O senhor manifesta muita confiança de que esse projeto não vai dar certo.

Se esse País for decente, não. Não há como esse projeto passar, pois a área do Encontro das Águas é um sítio paleontológico e há três ecossistemas diferentes e é muito raro o planeta ter esse tipo de encontro. Há o período Quaternário, o Escudo Guianense, que é Triácico e o Terciário, que podem resolver alguns enigmas da formação do planeta Terra.

Eu acho muito difícil eles conseguirem essa concessão, até porque não é problema do órgão estadual do meio ambiente, porque o rio Amazonas é considerado como águas internacionais e isso é com o governo federal. Eu tenho certeza que o Ministério do Meio Ambiente não vai mesmo aprovar esse projeto. O parecer que Ministério Público Estadual pediu da UFAM mostra os absurdos.

O Ministério da Cultura vai tombar o Encontro das Águas. O ministro já recebeu a documentação com os dados técnicos, assim como o ministro do Meio Ambiente e o Ministério Público Federal, que não pode ser pronunciar, mas já tem todas as informações necessárias. Há pareceres locais científicos. Nesse movimento social tem gente que não é manauara, mas que foi bem recebida pela cidade. Nem todos que são bem recebidos aqui sacaneiam com a cidade.

A região é um patrimônio da Humanidade?

Sim e será atingida por esse projeto, porque fica na área de oito quilômetros e a área que eles querem implantar o projeto é de 800 metros. Eles ficaram perplexos sobre como se questionou essa área. Aquilo ali é o esgoto do Distrito Industrial, onde jogam metais pesados e há assoreamento pela omissão do poder público municipal, estadual e federal.

O Greenpeace e a WWF não se manifestaram de forma contundente contra o projeto. A que o senhor atribui esse comportamento?

Essas entidades são mais show business do que a defesa do meio ambiente. Quando há movimentos sociais, povo no meio, eles não se metem. Então eles não vão se meter até ter a oportunidade de fazer algum show pirotécnico para aparecer em televisão.

O senhor tem feito gestões internacionais sobre a questão?

Entrei em contato com amigos meus na França, Alemanha e nos Estados Unidos, que são ligados a questões de cidadania e da Amazônia. A Segolène (Royal, candidata socialista derrotada por Nicolas Sarkozy à presidência) deverá fazer um pronunciamento no senado da França, que tem uma parte da Amazônia.

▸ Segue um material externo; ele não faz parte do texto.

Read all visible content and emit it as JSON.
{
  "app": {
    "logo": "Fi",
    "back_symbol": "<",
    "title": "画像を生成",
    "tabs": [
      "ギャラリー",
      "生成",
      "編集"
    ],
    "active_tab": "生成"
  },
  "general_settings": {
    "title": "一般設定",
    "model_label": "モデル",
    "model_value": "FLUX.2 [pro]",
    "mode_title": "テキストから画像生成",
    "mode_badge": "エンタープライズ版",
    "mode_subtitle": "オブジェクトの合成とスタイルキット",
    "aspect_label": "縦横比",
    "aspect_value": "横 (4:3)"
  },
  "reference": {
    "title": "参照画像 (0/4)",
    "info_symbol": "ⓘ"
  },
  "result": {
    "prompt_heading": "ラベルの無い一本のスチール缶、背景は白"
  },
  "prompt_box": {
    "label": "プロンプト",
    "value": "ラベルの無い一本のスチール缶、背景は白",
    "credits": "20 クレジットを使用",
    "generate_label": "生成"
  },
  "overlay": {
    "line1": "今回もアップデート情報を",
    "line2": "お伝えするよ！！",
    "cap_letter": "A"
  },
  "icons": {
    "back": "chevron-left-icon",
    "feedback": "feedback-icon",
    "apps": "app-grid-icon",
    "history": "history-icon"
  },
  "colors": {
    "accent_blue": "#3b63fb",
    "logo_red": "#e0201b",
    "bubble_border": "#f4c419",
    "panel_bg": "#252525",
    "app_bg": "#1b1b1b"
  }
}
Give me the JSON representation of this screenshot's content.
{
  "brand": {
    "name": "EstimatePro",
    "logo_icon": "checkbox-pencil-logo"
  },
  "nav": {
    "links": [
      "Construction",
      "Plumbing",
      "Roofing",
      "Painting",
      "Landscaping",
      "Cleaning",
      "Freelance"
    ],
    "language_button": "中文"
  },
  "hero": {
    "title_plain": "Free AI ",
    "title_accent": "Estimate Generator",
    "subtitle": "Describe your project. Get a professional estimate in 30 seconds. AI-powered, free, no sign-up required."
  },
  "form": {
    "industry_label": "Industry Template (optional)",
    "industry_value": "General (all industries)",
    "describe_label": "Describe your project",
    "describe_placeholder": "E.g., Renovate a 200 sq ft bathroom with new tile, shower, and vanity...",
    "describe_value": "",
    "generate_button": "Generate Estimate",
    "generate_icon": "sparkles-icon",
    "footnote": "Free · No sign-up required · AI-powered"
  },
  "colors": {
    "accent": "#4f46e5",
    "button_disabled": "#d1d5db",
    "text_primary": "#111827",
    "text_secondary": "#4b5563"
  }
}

E sites ligados às questões ambiental e social têm produzido a documentação em inglês e francês.

A discussão desse assunto na esfera internacional não poder ser considerada interferência nas questões internas do País?

Essa questão é brasileira. O problema vai ser resolvido aqui no Brasil. O Estado vai impedir essa barbaridade.

O senhor acha que há um efetivo envolvimento da sociedade ou há um ‘marasmo’, para usar um termo seu?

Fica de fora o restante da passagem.